Date of Award

Summer 8-5-2015

Degree Type

Masters Thesis

Degree Name

Master of Arts (MA)

Department

Psychology

Committee Chair

Daniel H. Tingstrom

Committee Chair Department

Psychology

Committee Member 2

Brad A. Dufrene

Committee Member 2 Department

Psychology

Committee Member 3

Keith C. Radley

Committee Member 3 Department

Psychology

Abstract

Considered the opposite of tattling, tootling is a procedure where students report their classmates’ positive behavior instead of inappropriate behavior. This study examined the effects of tootling on students’ behavior in three general education high school classrooms. An A-B-A-B withdrawal with follow-up design was used to assess the effects of the intervention on decreasing classwide disruptive behavior and increasing academically engaged behavior.
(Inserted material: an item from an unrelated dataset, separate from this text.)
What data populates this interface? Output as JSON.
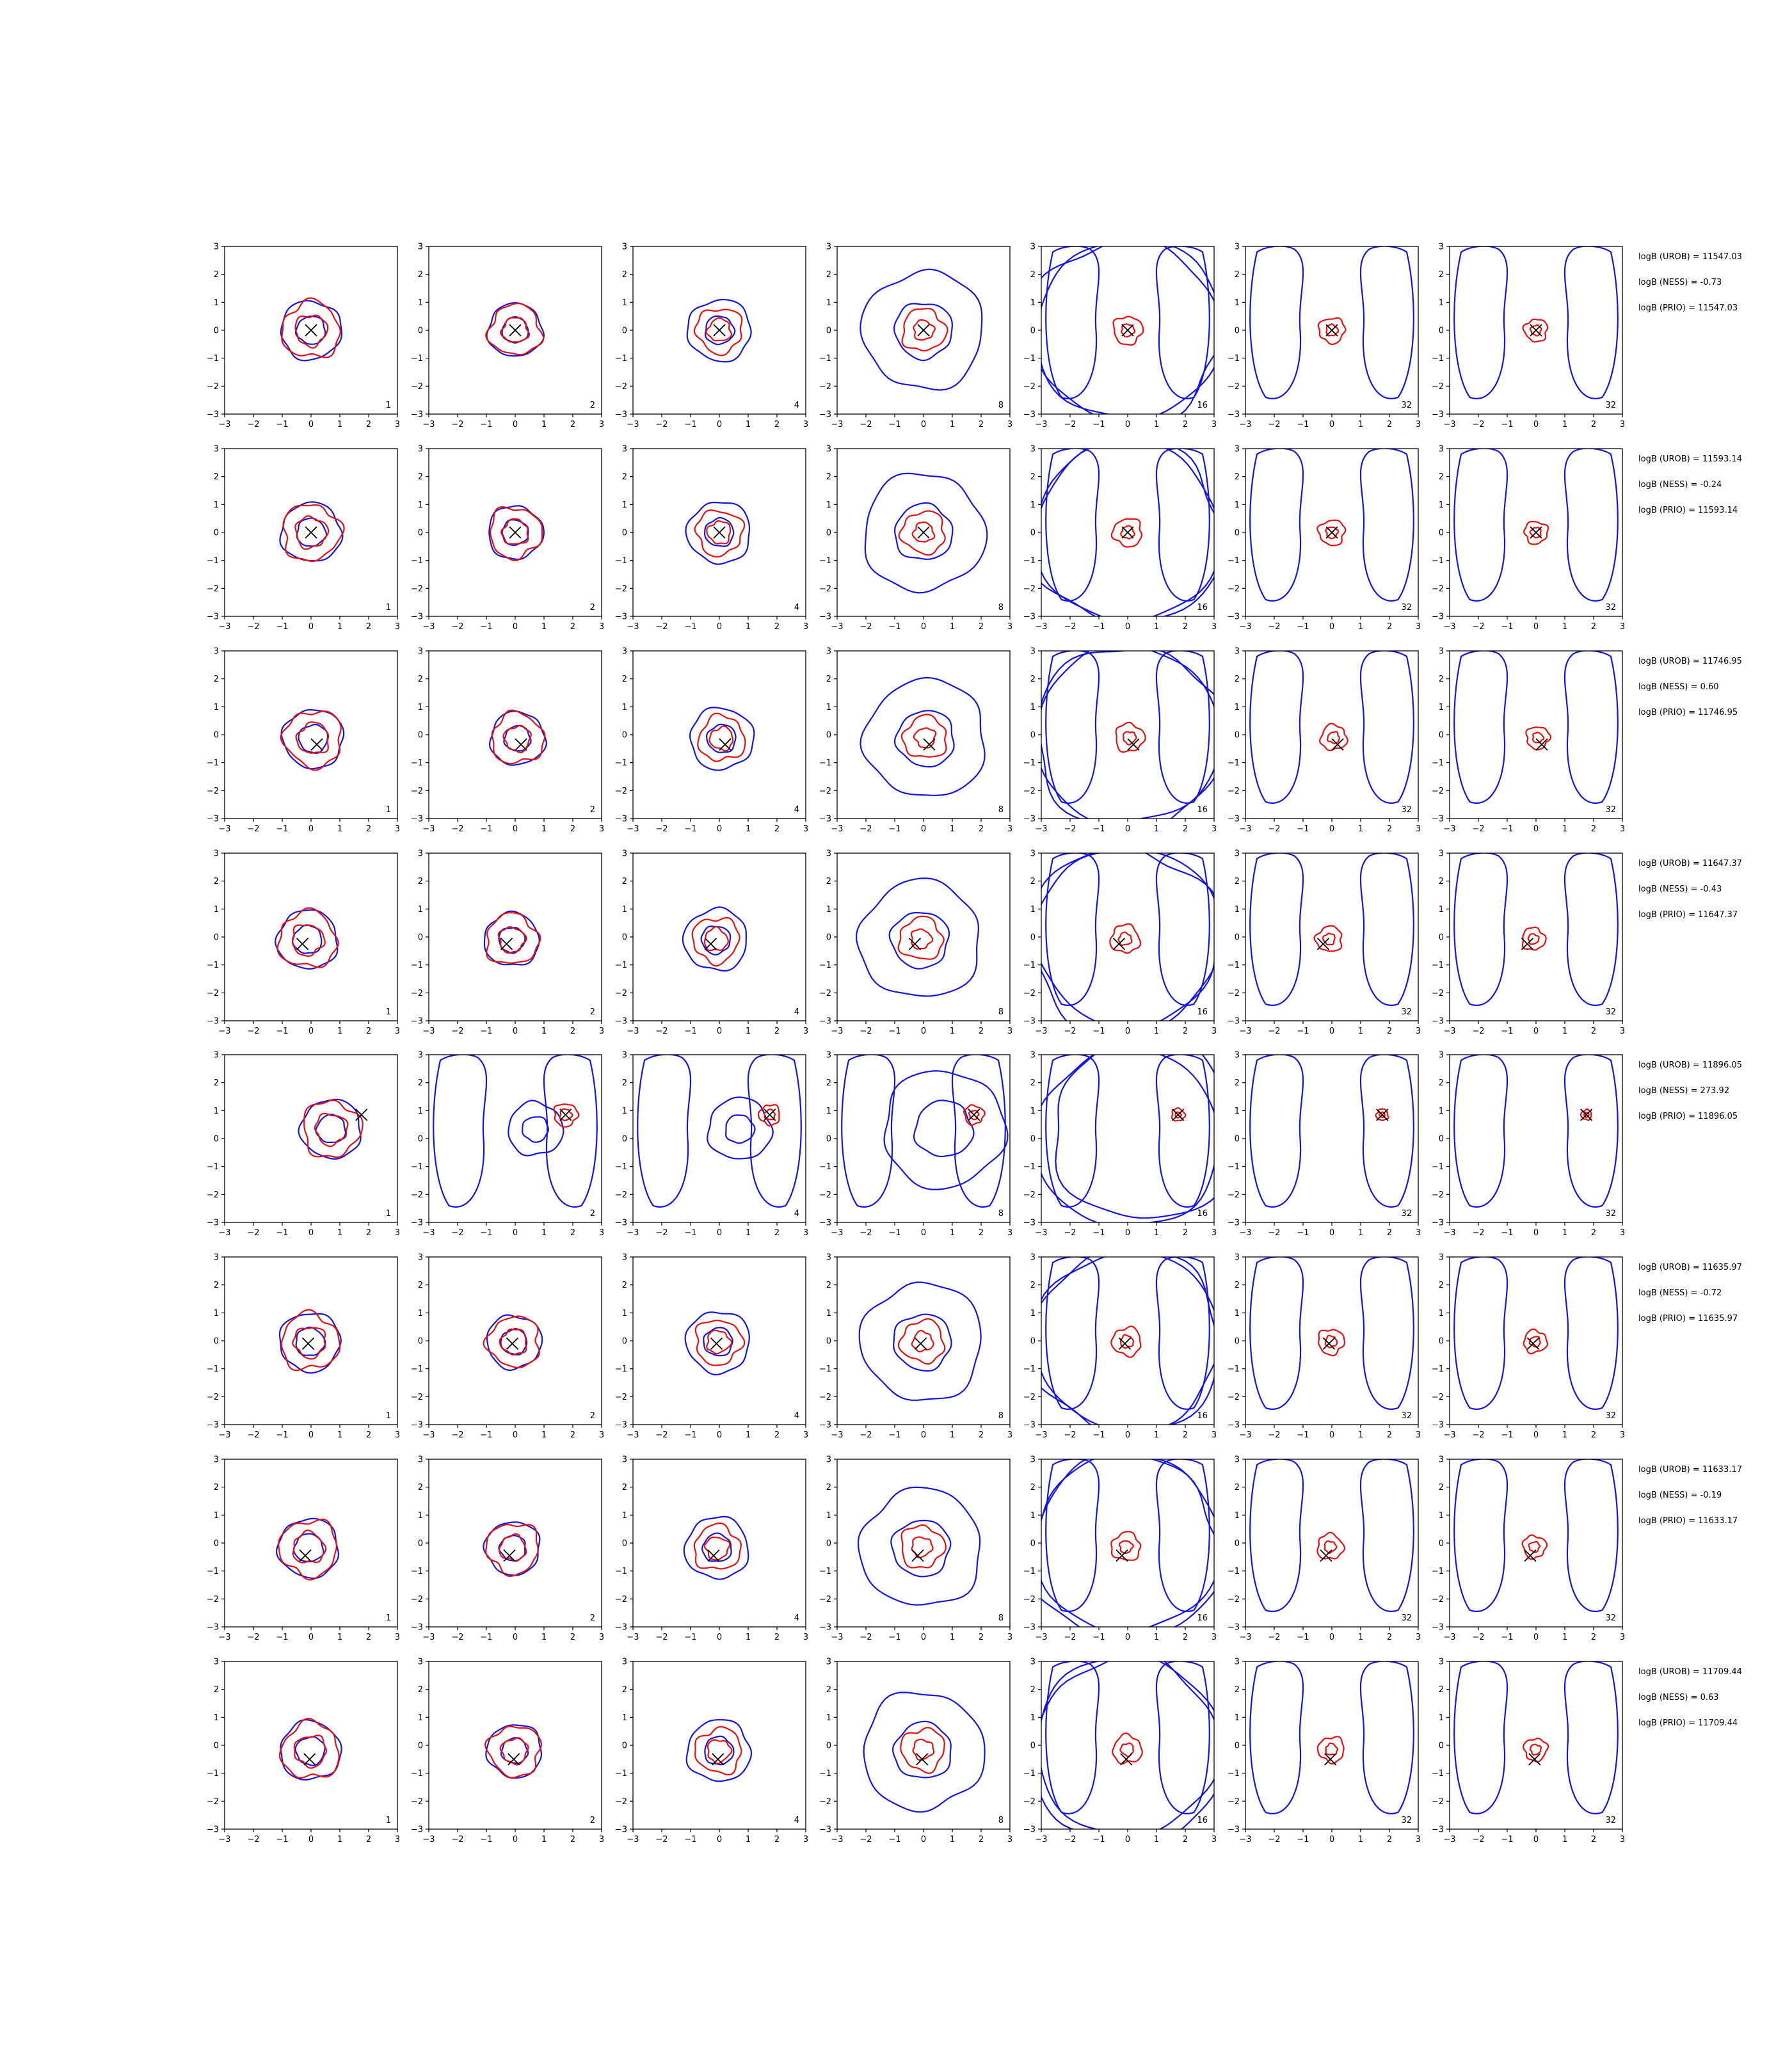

Students wrote tootles anonymously on paper slips, and deposited them into a marked container. An interdependent group contingency procedure was used to create a class goal for the number of submitted tootles, which led to a class reward when achieved. The teacher recorded the number of tootles submitted on a publicly posted progress chart, and verbally reported a sample of tootles at the end of each class period. Students created a new name for the intervention, and voted on class rewards. All classrooms displayed decreases in disruptive behavior and increases in academically engaged behavior during intervention phases. These results suggest that tootling can provide high school teachers a method for positively reinforcing students’ prosocial behavior, and function as a preventative measure against disruptive behavior.